Storage systems are alternately charged to store energy (e.g., using electric power), and discharged to return the energy as power to the electric grid. The technical characteristics of energy storage systems include:                the Capacity, or quantity of energy that can be stored and returned, measured in MW-hours;        the Round Trip Efficiency (RTE), or fraction of the energy delivered to the storage system that is returned to the grid;        the Power rating, or rate in MW at which the system can be charged or discharged (Power is often symmetric, though this is not necessary, or even desirable);        the Lifetime, which is typically the number of Charge/Discharge cycles.        
Pumped Storage Hydroelectricity (PSH) employs a reversible pump-turbine with two water reservoirs at different elevations. When excess energy is available, it is used to pump water from a lower to an upper reservoir, converting the electricity into potential energy. When electricity is needed, the water flows back to the lower reservoir through a hydro-turbine-generator to convert the potential energy into electricity. Pumped hydro storage is suitable for grid scale storage and has been used for many decades in electrical grids around the world. PSH has a Round Trip Efficiency (RTE) of 70% to 80% and can be deployed at Gigawatt scale with many days of potential storage. In addition to high RTE, PSH does not generate greenhouse gases during operation. Deployment of PSH requires availability of suitable locations for the construction of dams and reservoirs, and evaporative water loss may be an issue in some locations.

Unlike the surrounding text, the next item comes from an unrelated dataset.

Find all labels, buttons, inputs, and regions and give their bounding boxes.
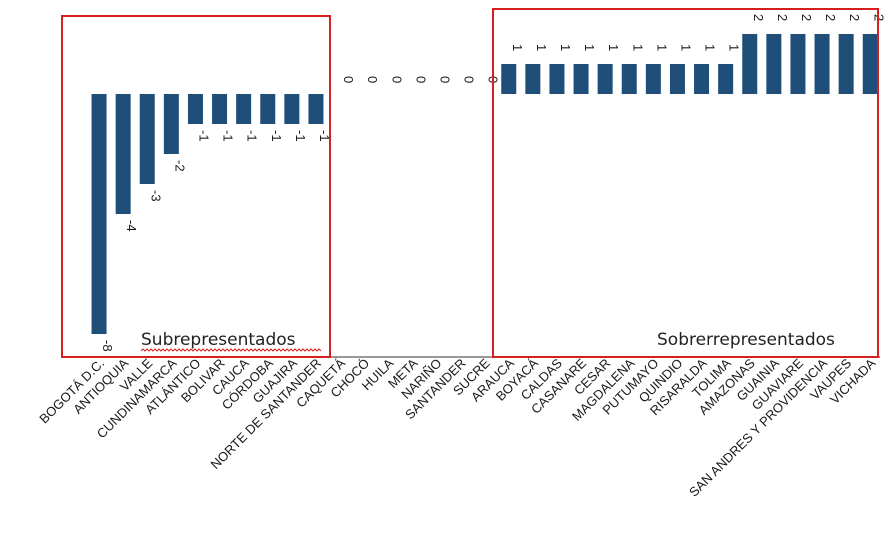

Compressed Air Energy Storage (CAES) stores pressurized air that is subsequently expanded in an engine. Commercially deployed CAES stores the air in large underground caverns such as naturally occurring or solution-mined salt domes, where the weight of overburden is sufficient to contain the high pressures. The RTE for CAES may be relatively low. The 110 MW McIntosh CAES plant in the US state of Alabama reportedly has a RTE of only 27%, for example. Several near-isothermal CAES technologies are also under development with reported RTE of 50% or greater, using pressure vessels for storage.
Many energy storage technologies are being developed and deployed for end-use loads or distribution level capacities, at power levels from a few kilowatts to several megawatts. These approaches typically employ batteries with a variety of chemistries and physical arrangements.
There is a need for high efficiency energy storage that is not dependent on geological formations, and which can be deployed at scales of tens to hundreds of megawatts to complement the existing generation and transmission assets.